Highest Rated Comments


toughfluff53 karma

Agree. Also Paris is not really a budget destination once you get there. Hotel, food bills, museum entries, etc can rack up quickly.

toughfluff39 karma

I’ve been reading your comments and you really come across as a genuine, helpful person!

A lot of what you said seems theoretically possible to me: be candid to clients, have patience to educate them, showcase new perspectives, and cut them off when they go too far. I think these are kinda ‘duh’ on paper, but also not easy to execute in real life (even just through online interaction). And honestly, can be applicable to scenarios outside of dating app profiles. Your process sounds fascinating!

toughfluff27 karma

I guess it really depends on what you seek. If you're comparing Croatia to a city break in Paris/Madrid/Barcelona, then maybe it lacks that kind of museums, landmarks, or entertainment. But say if you're interested in beach, Roman ruins/historical artefacts, cuisine, then Croatia has plenty to offer.

Plitvice Lake is still, to this day, one of the most beautiful sites I've been to (only slightly beaten by Interlaken and Jasper). They share the Adratic with Italy. So actually their cuisine near the coast is quite comparable to other coastal cuisines in the region. Lovely honest cooking, wash down with simple local wine. There are plenty of sites for water sports. Overall you get a pretty good experience and value in terms of what you pay out.

Sometimes you just don't want to (can't) blow €250/night for a dinky room in Paris. Good to have options.

toughfluff24 karma

Former journalist myself too. Former, because the journalism model is broken. So many people like OP doesn’t want to pay to read things, or simplify digital content as something that’s singularly produced by writers. Well, it isn’t as simple as that is it? Beyond the writer, how about the editor who finetunes a writer’s work (often more than 1 round of edits), the fact-checkers and researchers ensuring accuracy of final published piece, the photographer and illustrator adding colour to words? And if it’s a multimedia piece, how about the producers, sound mixers, graphic designers? Who’s paying for the server to host the articles that readup plans to scrape off of?!?

It takes a village to get 750 words published and that village has gotten smaller and smaller in the past 15 years with early retirements and media companies being bought out. It’s a self-fulfilling cycle as newsrooms gets smaller, quality/quantity can’t keep up, subscriber attrition, another round of cuts. Rinse and repeat.

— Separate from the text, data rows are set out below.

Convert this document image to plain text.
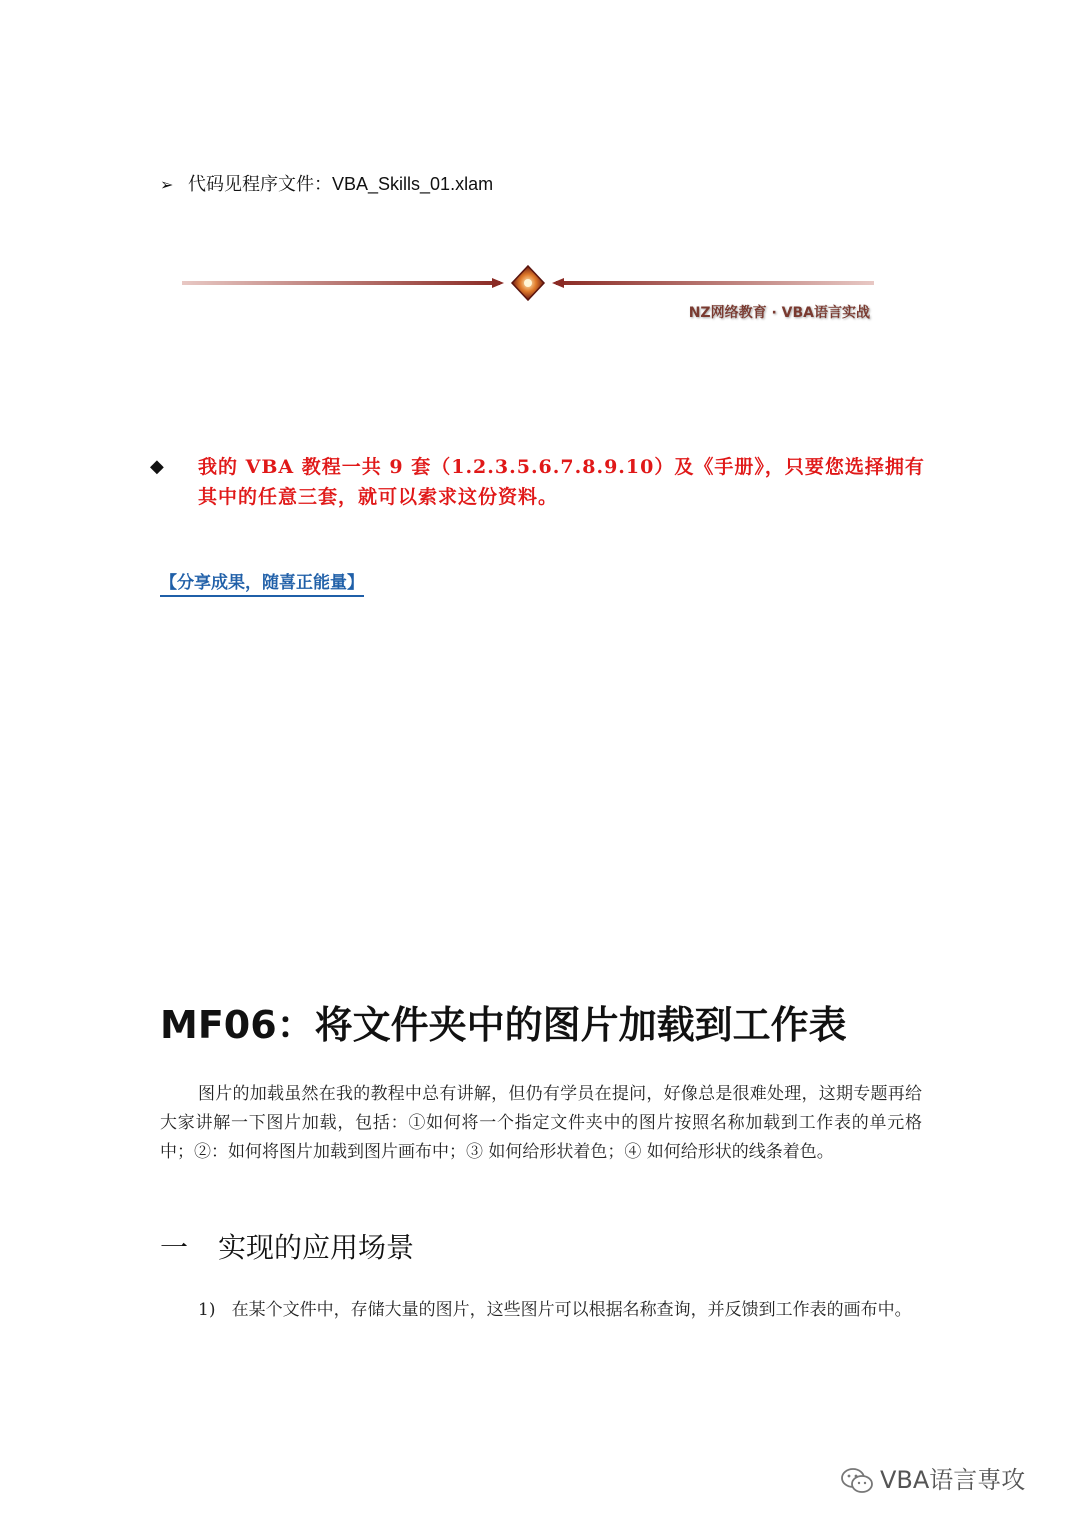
➢ 代码见程序文件：VBA_Skills_01.xlam
NZ网络教育 · VBA语言实战
◆ 我的 VBA 教程一共 9 套（1.2.3.5.6.7.8.9.10）及《手册》，只要您选择拥有其中的任意三套，就可以索求这份资料。
【分享成果，随喜正能量】
MF06：将文件夹中的图片加载到工作表
图片的加载虽然在我的教程中总有讲解，但仍有学员在提问，好像总是很难处理，这期专题再给大家讲解一下图片加载，包括：①如何将一个指定文件夹中的图片按照名称加载到工作表的单元格中；②：如何将图片加载到图片画布中；③ 如何给形状着色；④ 如何给形状的线条着色。
一 实现的应用场景
1) 在某个文件中，存储大量的图片，这些图片可以根据名称查询，并反馈到工作表的画布中。
VBA语言専攻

I genuinely think the solution isn’t these novel ways of bypassing pay walls. It’s accepting that words on screen has value. At the end of the day, someone is paying. It can be me, who pays a monthly subscription (£8.50/month to New York Times genuinely didn’t feel that much for their breadth and depth of reporting, my TV license fee didn’t feel much to pay for BBC and its cadre of international journalists). Or some rich guy will pay for it on your behalf and make that money back somehow. Either they can make it back via ad revenue, or they’re getting something even more valuable — the ability to influence minds by gatekeeping what you get to read without paywall and indirectly (directly) get to be kingmakers. Not everybody needs to be Rupert Murdoch. Don’t overlook the influence of local and regional publishers and how they want to steer their local landscape.

toughfluff13 karma

Although clothes are not meant to be single-use, the popularity of fast fashion means a lot of clothes are worn only very few times. 1 in 3 adults (under 35) buys a new Christmas jumper each year. And an estimated 8 million of party clothes will be thrown out after 1 wear.

And clothing recycling schemes are an illusion. According to numbers in this BBC article, only 1% is actually recycled into another garment (12% into other materials like mattress and insulation. Which is still not a lot.)

At this point, we need to be less reliant on recycling. The 3 R’s start with ‘reduce’. That’s the direction we need to go. Overconsumption have been fuelling our economies, but it is killing our planet.